Where does the network stand now?
WWE Network has been steadily growing, but its growth has been slow, and subscriptions are a bit volatile because the company does not require a commitment from subscribers. In Q2 the network averaged more than 1.63 million average, an 8% increase from the second quarter 2016.
That number is good, but it will likely represent the peak for the year -- Wrestlemania, the WWE Super Bowl, took place during the quarter. The company projects that average paid subscribers will fall to 1.54 million in Q3.
On the positive side, the company has grown its television rights and network revenues beyond where they stood in Q3 2014 -- the second where the network was in operation during the full quarter. In that period the company's Media Division, which included television rights, network revenue, and pay-per-view (PPV) revenue came in at $76.9 million.
In Q2 2017 WWE operates under a different reporting structure. It separates TV rights from network revenues, but the combined number shows there has been growth. For the quarter the company reported $66.2 million in television revenue and $54.9 million in network revenue. At $121.1 million combined, that's a very solid jump, albeit costs are much higher due to the expenses of running the network.
What's next for the WWE network?
With the streaming service being available in most of the world, it's possible to see how a major spike in growth numbers could continue to inch up year-by-year as more people become comfortable with streaming services, but the 3-4 million number only seems possible if disaster strikes and WWE can't make a deal for a major cable network to carry its flagship Raw and Smackdown shows.
WWE currently makes about $160 million per year in the U.S. from its deal with Comcast's (NASDAQ:CMCSA) USA Network. When that deal ends in 2019, it's hard to predict what kind of deal will be out there for WWE. Without wrestling, USA takes a big plunge in its overall ratings, but a potentially tighter markets for sports rights overall could impact WWE.
It's also worth noting that wrestling has not traditionally drawn ad rates that equal its ratings, nor has it generally served as a good platform for launching other hit shows. Of course, it only takes two bidders who want the shows for WWE to see a higher offer, but it's also possible that no good deal would exist. If that happens, WWE could take Raw and Smackdown to its network.
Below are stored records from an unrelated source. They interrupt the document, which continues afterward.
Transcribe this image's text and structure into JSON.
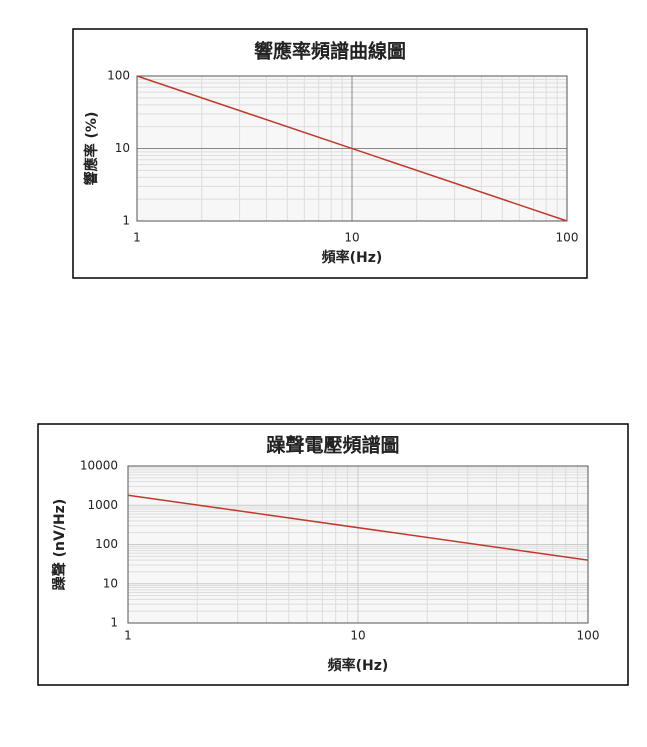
{
  "chart_data": [
    {
      "type": "line",
      "title": "響應率頻譜曲線圖",
      "x_label": "頻率(Hz)",
      "y_label": "響應率 (%)",
      "x": [
        1,
        100
      ],
      "values": [
        100,
        1
      ],
      "color": "#c0392b",
      "xlim": [
        1,
        100
      ],
      "ylim": [
        1,
        100
      ],
      "xticks": [
        1,
        10,
        100
      ],
      "yticks": [
        1,
        10,
        100
      ],
      "x_log": true,
      "y_log": true,
      "grid": true,
      "minor_grid": true
    },
    {
      "type": "line",
      "title": "躁聲電壓頻譜圖",
      "x_label": "頻率(Hz)",
      "y_label": "躁聲 (nV/Hz)",
      "x": [
        1,
        100
      ],
      "values": [
        1800,
        40
      ],
      "color": "#c0392b",
      "xlim": [
        1,
        100
      ],
      "ylim": [
        1,
        10000
      ],
      "xticks": [
        1,
        10,
        100
      ],
      "yticks": [
        1,
        10,
        100,
        1000,
        10000
      ],
      "x_log": true,
      "y_log": true,
      "grid": true,
      "minor_grid": true
    }
  ]
}
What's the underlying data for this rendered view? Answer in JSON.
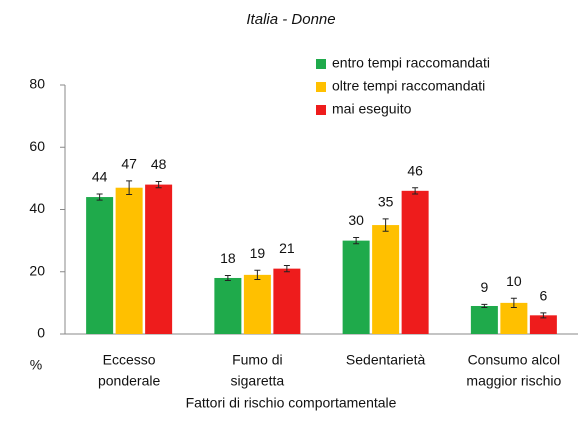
{
  "chart_data": {
    "type": "bar",
    "title": "Italia - Donne",
    "x_label": "Fattori di rischio comportamentale",
    "y_label": "%",
    "categories": [
      [
        "Eccesso",
        "ponderale"
      ],
      [
        "Fumo di",
        "sigaretta"
      ],
      [
        "Sedentarietà"
      ],
      [
        "Consumo alcol",
        "maggior rischio"
      ]
    ],
    "series": [
      {
        "name": "entro tempi raccomandati",
        "color": "#1faa4b",
        "values": [
          44,
          18,
          30,
          9
        ],
        "errors": [
          1,
          0.8,
          1,
          0.5
        ]
      },
      {
        "name": "oltre tempi raccomandati",
        "color": "#ffc000",
        "values": [
          47,
          19,
          35,
          10
        ],
        "errors": [
          2.2,
          1.5,
          2,
          1.5
        ]
      },
      {
        "name": "mai eseguito",
        "color": "#ee1c1c",
        "values": [
          48,
          21,
          46,
          6
        ],
        "errors": [
          1,
          1,
          1,
          0.8
        ]
      }
    ],
    "ylim": [
      0,
      80
    ],
    "yticks": [
      0,
      20,
      40,
      60,
      80
    ],
    "legend": "top-right"
  }
}
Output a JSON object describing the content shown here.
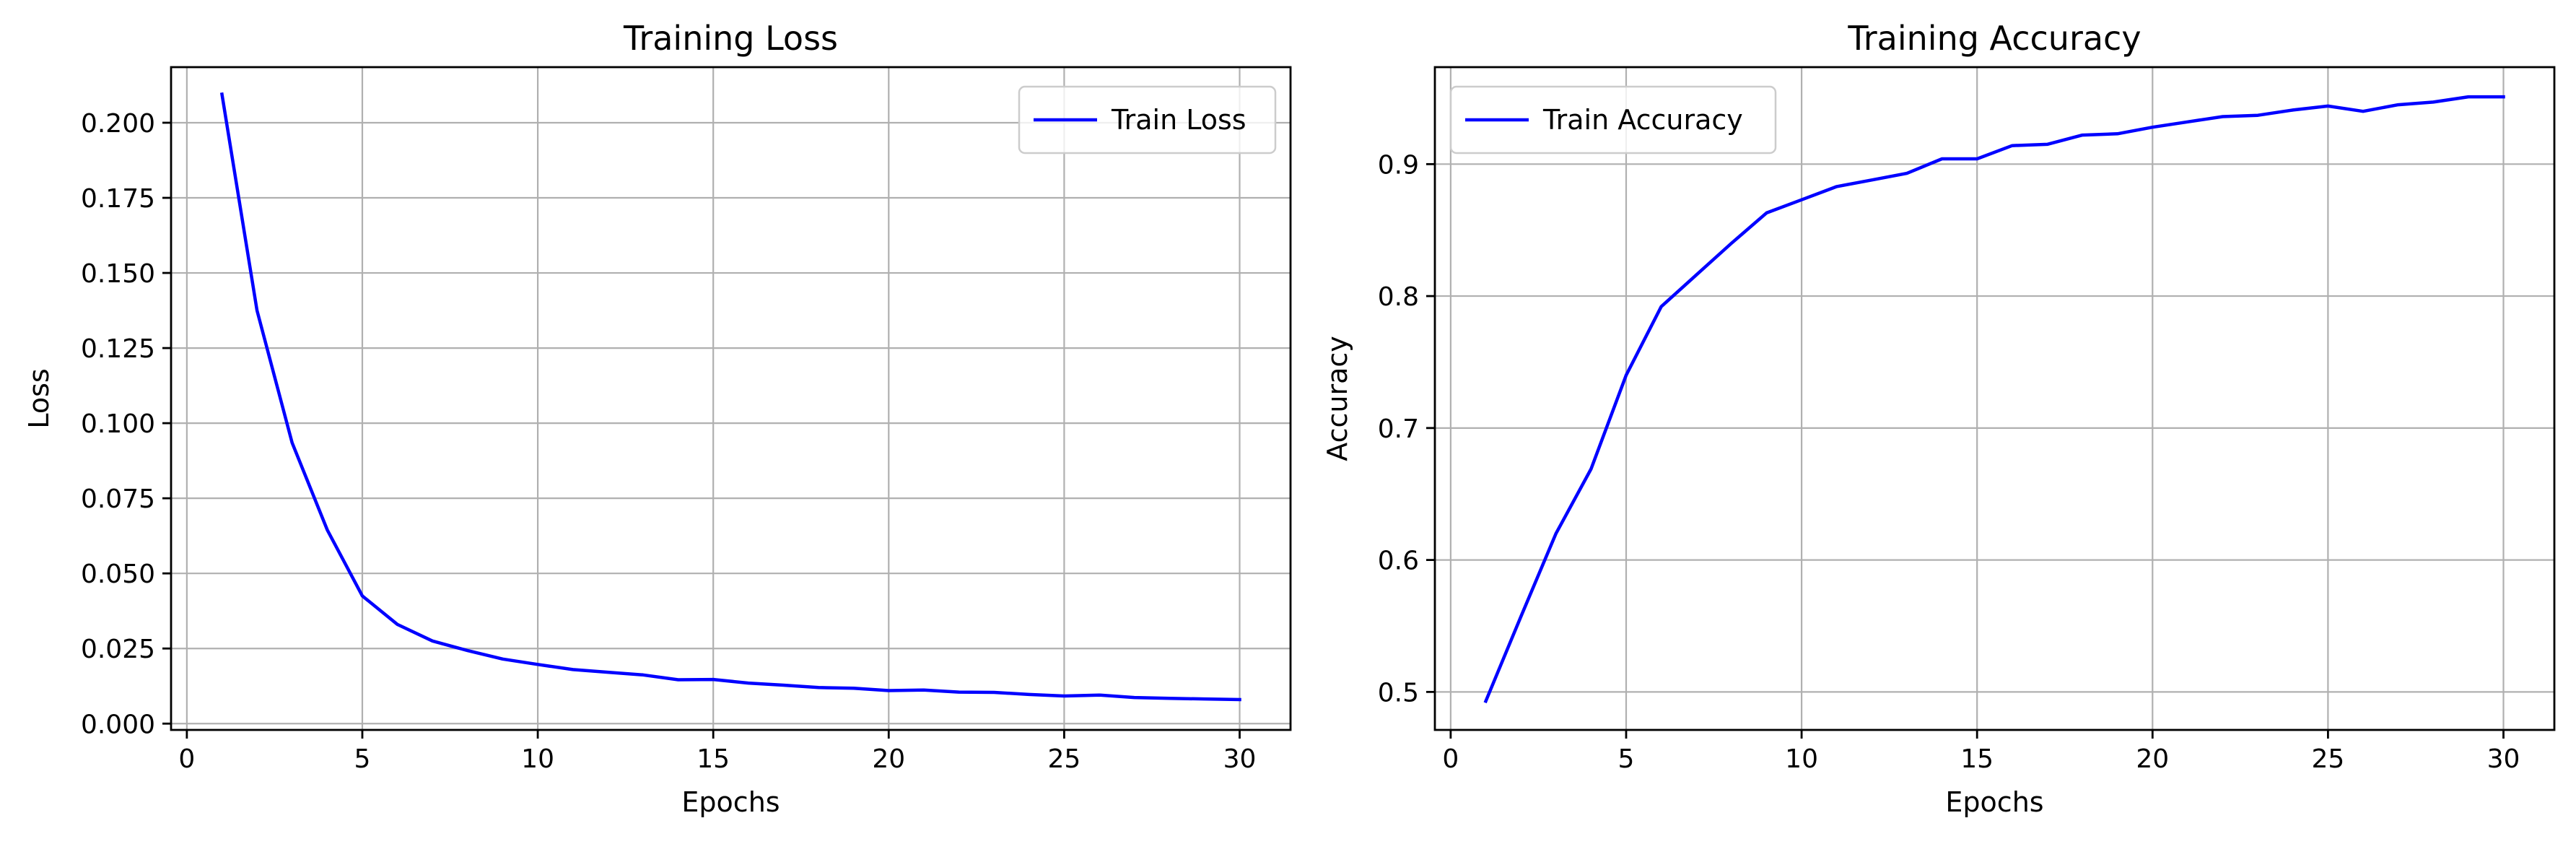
{
  "chart_data": [
    {
      "type": "line",
      "title": "Training Loss",
      "xlabel": "Epochs",
      "ylabel": "Loss",
      "xlim": [
        -0.45,
        31.45
      ],
      "ylim": [
        -0.0021,
        0.2185
      ],
      "xticks": [
        0,
        5,
        10,
        15,
        20,
        25,
        30
      ],
      "xtick_labels": [
        "0",
        "5",
        "10",
        "15",
        "20",
        "25",
        "30"
      ],
      "yticks": [
        0.0,
        0.025,
        0.05,
        0.075,
        0.1,
        0.125,
        0.15,
        0.175,
        0.2
      ],
      "ytick_labels": [
        "0.000",
        "0.025",
        "0.050",
        "0.075",
        "0.100",
        "0.125",
        "0.150",
        "0.175",
        "0.200"
      ],
      "grid": true,
      "legend_position": "top-right",
      "line_color": "#0000ff",
      "series": [
        {
          "name": "Train Loss",
          "x": [
            1,
            2,
            3,
            4,
            5,
            6,
            7,
            8,
            9,
            10,
            11,
            12,
            13,
            14,
            15,
            16,
            17,
            18,
            19,
            20,
            21,
            22,
            23,
            24,
            25,
            26,
            27,
            28,
            29,
            30
          ],
          "values": [
            0.2095,
            0.1375,
            0.0935,
            0.0645,
            0.0425,
            0.033,
            0.0275,
            0.0243,
            0.0215,
            0.0197,
            0.018,
            0.0171,
            0.0162,
            0.0146,
            0.0147,
            0.0135,
            0.0128,
            0.012,
            0.0118,
            0.011,
            0.0112,
            0.0105,
            0.0104,
            0.0097,
            0.0092,
            0.0095,
            0.0087,
            0.0084,
            0.0082,
            0.008
          ]
        }
      ]
    },
    {
      "type": "line",
      "title": "Training Accuracy",
      "xlabel": "Epochs",
      "ylabel": "Accuracy",
      "xlim": [
        -0.45,
        31.45
      ],
      "ylim": [
        0.4712,
        0.9735
      ],
      "xticks": [
        0,
        5,
        10,
        15,
        20,
        25,
        30
      ],
      "xtick_labels": [
        "0",
        "5",
        "10",
        "15",
        "20",
        "25",
        "30"
      ],
      "yticks": [
        0.5,
        0.6,
        0.7,
        0.8,
        0.9
      ],
      "ytick_labels": [
        "0.5",
        "0.6",
        "0.7",
        "0.8",
        "0.9"
      ],
      "grid": true,
      "legend_position": "top-left",
      "line_color": "#0000ff",
      "series": [
        {
          "name": "Train Accuracy",
          "x": [
            1,
            2,
            3,
            4,
            5,
            6,
            7,
            8,
            9,
            10,
            11,
            12,
            13,
            14,
            15,
            16,
            17,
            18,
            19,
            20,
            21,
            22,
            23,
            24,
            25,
            26,
            27,
            28,
            29,
            30
          ],
          "values": [
            0.493,
            0.557,
            0.62,
            0.669,
            0.74,
            0.792,
            0.816,
            0.84,
            0.863,
            0.873,
            0.883,
            0.888,
            0.893,
            0.904,
            0.904,
            0.914,
            0.915,
            0.922,
            0.923,
            0.928,
            0.932,
            0.936,
            0.937,
            0.941,
            0.944,
            0.94,
            0.945,
            0.947,
            0.951,
            0.951
          ]
        }
      ]
    }
  ]
}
What would a streaming-only WWE look like?
Raw, the most-watched WWE show, got about 2.7 million viewers for the October 16 edition, down due to competition from the NFL and playoff baseball. It's fair to say the show averages about 3 million viewers a week, and many of those watching are hardcore fans who would pay to watch the program on WWE Network if they had to.
Of course, you have to assume many Raw watchers already get the network. But since Raw has roughly double the audience WWE expects will pay for the network in Q3 2017, you can assume losing its TV deal will cause a spike in subscriptions.
The problem is that $160 million a year is a hard number to make up. While the numbers vary, let's assume WWE takes in 80% of the revenue each subscription generates (the actual number depends on how you sign up). That means that for every 100,000 people paying $9.99 a month WWE takes in $799,200 a month, or $9.6 million a year.
Even if 1 million more customers signed up for WWE network in that doomsday scenario, that would still only equal $95.9 million a year. That means to make up for a lost TV deal, the company would need to add just-under 1.7 million new subscribers. That's not impossible, but it is implausible if the company no longer has cable television as a marketing platform.
What is WWE's long-term plan?
The network is a hedge against the company not being able to get the cable deal it hopes for, but it's not quite ready for that to happen. Expect the company to make a deal, either to stay with Comcast or go to a similar platform, even if it takes a rights fees cut.
WWE still needs cable in order to reach the kind of wider audience that will push network growth. If that spigot gets turned off in 2019 then the network will post big gains, but its ceiling will be lower. The network is the future of WWE, but it's not ready to be its present, and what it will be going forward depends on the company keeping its exposure on cable for at least a few more years.